Dos textos de Lunacharski
Anatoli Lunacharski, Comisario de Instrucción del gobierno soviético, había nacido precisamente en Poltava, en 1875, y aparte de su actividad política era un reconocido dramaturgo y crítico literario. Se le consideraba uno de los rostros más liberales del régimen, y salvó de la ruina catedrales, además de organizar exitosas campañas de alfabetización y apoyar a artistas e intelectuales de talento como Meyerhold y Stanislavski. Con el ascenso de Stalin al poder se le encomendaron misiones diplomáticas y su temprano fallecimiento en 1933 lo libró de navegar los tiempos procelosos que se avecinaban.
El primero de sus escritos presentados es de 1918, y anterior por tanto a las cartas, pero en las reediciones a partir de 1923 se le añadieron algunos párrafos con alusiones a ellas. El segundo es una oración fúnebre tras la muerte de Korolenko en 1921. En ambos textos, las loas al humanismo y valor literario del difunto alternan con refunfuños por su “incomprensión” al fijarse sólo en las cicatrices del bello rostro de la revolución. Se le considera una reliquia del pasado incapaz de comprender la grandeza del proyecto que encabezaban los bolcheviques, pero se lamenta profundamente su ausencia, pues hubiera podido aportar mucho en la labor constructiva que comenzaba con el fin de la guerra civil.
Un testimonio y una visión imprescindibles
En su introducción, Mar Gámiz nos recuerda que fue Korolenko quien incorporó a las letras rusas al sufrido pueblo trabajador, del mismo modo que Lev Tolstói y Antón Chéjov hicieron lo propio con la aristocracia y la burguesía, respectivamente. El compromiso ético que marcó su existencia sirvió como impulsor de su obra literaria, y los humillados y perseguidos a los que trataba de ayudar cada día se convertían poco después en protagonistas de sus relatos. El escritor y premio Nobel Iván Bunin llegó a decir que él podía vivir tranquilo con cualquier cosa que se hiciera en la literatura rusa, porque existía Korolenko, “la viva conciencia del pueblo ruso”.

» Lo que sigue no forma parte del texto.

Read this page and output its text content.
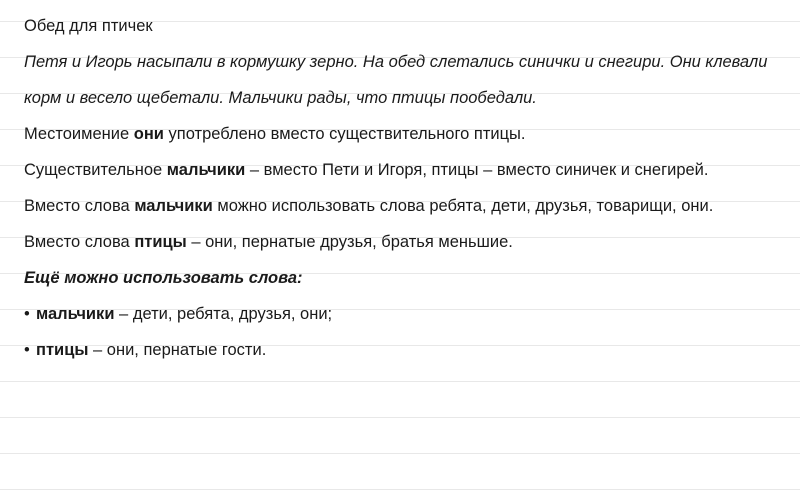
Обед для птичек

Петя и Игорь насыпали в кормушку зерно. На обед слетались синички и снегири. Они клевали корм и весело щебетали. Мальчики рады, что птицы пообедали.

Местоимение они употреблено вместо существительного птицы.

Существительное мальчики – вместо Пети и Игоря, птицы – вместо синичек и снегирей. Вместо слова мальчики можно использовать слова ребята, дети, друзья, товарищи, они. Вместо слова птицы – они, пернатые друзья, братья меньшие.

Ещё можно использовать слова:
• мальчики – дети, ребята, друзья, они;
• птицы – они, пернатые гости.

El conflicto de nuestro autor con el poder fue continuo y su voz se elevó siempre frente a los que se imponían por la fuerza, fueran tirios o troyanos. Como Gámiz indica: “Korolenko fue censurado, en vida, por el gobierno zarista y, después de su muerte, por el soviético. En las palabras que ambos imperios desoyeron, estaba el germen de su caída.” Podemos concluir igualmente que en la eterna resistencia de Vladímir Korolenko a toda forma de opresión estaba el germen del mundo distinto que necesitamos, y esto lo entendió perfectamente Emma Goldman cuando lo visitó en agosto de 1920, mientras trabajaba en las cartas. El agradecimiento que ella le expresó allí es también el nuestro, pues su valentía y lucidez siguen iluminándonos hoy mismo.